Flexibile or Easy to Use
Flexible visualization tools include rich feature sets that offer total configuration control, fine-grained design tweaks, and more sophisticated analytical capabilities.
Best for: Skilled developers and analysts
A focus on usability makes it simple for non-technical people to get going. The ability to customize, manage, and functionality might be compromised. The very finest tools have sensible default settings.
Best suited for: Business users and non-technical users
Visual Analytics or Data Storytelling
Tools for visual analytics increase the efficiency and power of data analysis. So that the analyst can seek out further and deeper insights into the data, the visualizations highlight trends.
Best for: Data scientists and analysts who work with a variety of data types.
Data communication between people is the main emphasis of data storytelling tools. To a certain audience, the user want to communicate a message or some observations. To fully tell the story, the data can be coupled with data and graphics.
Business users, consultants, and subject-matter experts are the best candidates.

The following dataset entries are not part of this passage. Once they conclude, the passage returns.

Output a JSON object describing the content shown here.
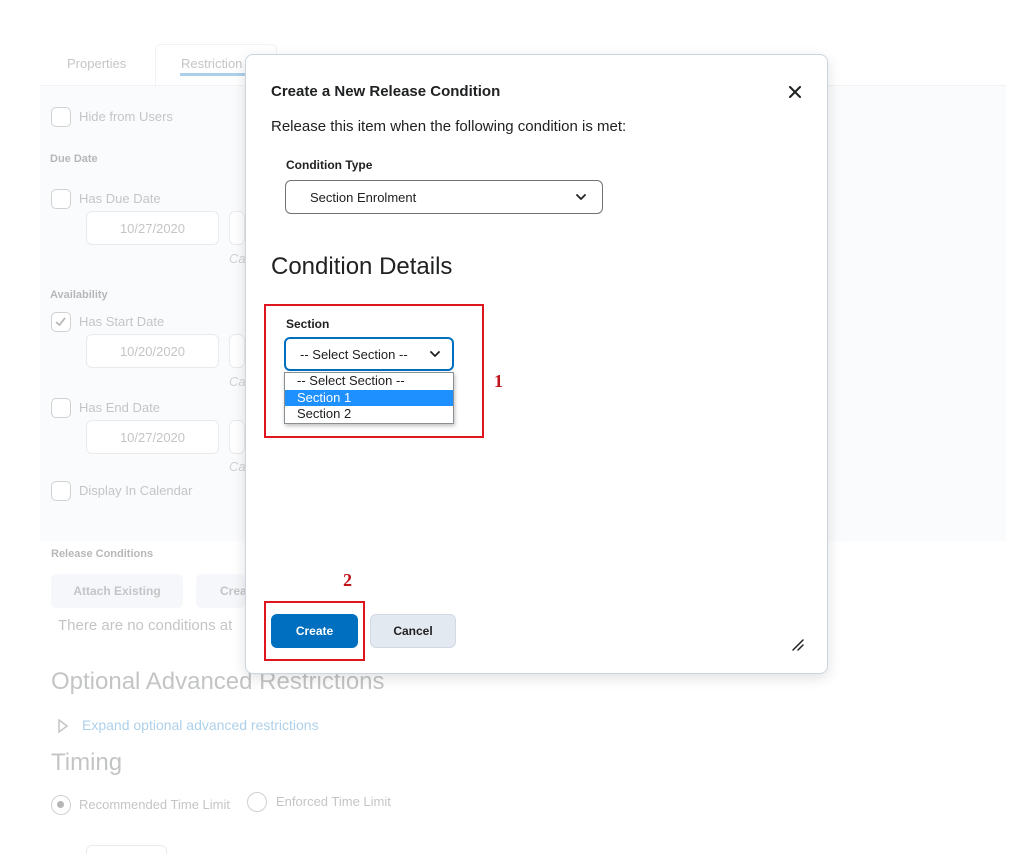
{
  "background": {
    "tabs": [
      "Properties",
      "Restriction"
    ],
    "hide_from_users": "Hide from Users",
    "due_date": {
      "heading": "Due Date",
      "checkbox_label": "Has Due Date",
      "date_value": "10/27/2020",
      "hint": "Ca"
    },
    "availability": {
      "heading": "Availability",
      "start_label": "Has Start Date",
      "start_date": "10/20/2020",
      "start_hint": "Ca",
      "end_label": "Has End Date",
      "end_date": "10/27/2020",
      "end_hint": "Ca"
    },
    "display_in_calendar": "Display In Calendar",
    "release_conditions": {
      "heading": "Release Conditions",
      "attach_existing": "Attach Existing",
      "create_new": "Crea",
      "empty_text": "There are no conditions at"
    },
    "optional_advanced": {
      "heading": "Optional Advanced Restrictions",
      "expand_link": "Expand optional advanced restrictions"
    },
    "timing": {
      "heading": "Timing",
      "recommended": "Recommended Time Limit",
      "enforced": "Enforced Time Limit"
    }
  },
  "dialog": {
    "title": "Create a New Release Condition",
    "subtitle": "Release this item when the following condition is met:",
    "condition_type": {
      "label": "Condition Type",
      "value": "Section Enrolment"
    },
    "details_heading": "Condition Details",
    "section": {
      "label": "Section",
      "value": "-- Select Section --",
      "options": [
        "-- Select Section --",
        "Section 1",
        "Section 2"
      ],
      "highlighted": "Section 1"
    },
    "create_label": "Create",
    "cancel_label": "Cancel"
  },
  "annotations": {
    "marker_1": "1",
    "marker_2": "2",
    "color": "#e0161e"
  },
  "colors": {
    "primary": "#006fbf",
    "highlight": "#1e90ff"
  }
}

Benefits of data visualization
Data visualization improves insights
By converting enormous volumes of data into understandable graphics that are more valuable to decision makers than lines of text and figures, data visualization streamlines the data analytics process. Data correlation in a visualization tool can reveal hidden information and knowledge to support decision-making. The hidden links, patterns, and trends in large data sets can be vividly illustrated by a single graph, which can also be used to spot abnormalities and outliers.
Decision-making is expedited by data visualization
The analytics process is accelerated by data visualization. Businesses want speed because quicker decisions produce quicker outcomes. Businesses with a data analytics advantage can outperform their rivals. You can take action on your data more quickly if you can make sense of it more quickly.
Data visualization creates a narrative out of the data.
The human mind is not very good at handling vast volumes of data, but computers are. An image is processed by the brain more quickly than lines of identical, colorless data. Because they provide meaning, colors and patterns are beautiful.
Stories are simple to comprehend and to retain, and visuals tell stories. Your audience, whether it be the C-suite or potential customers, will absorb the data more quickly and be more likely to remember it if you deliver it as a narrative.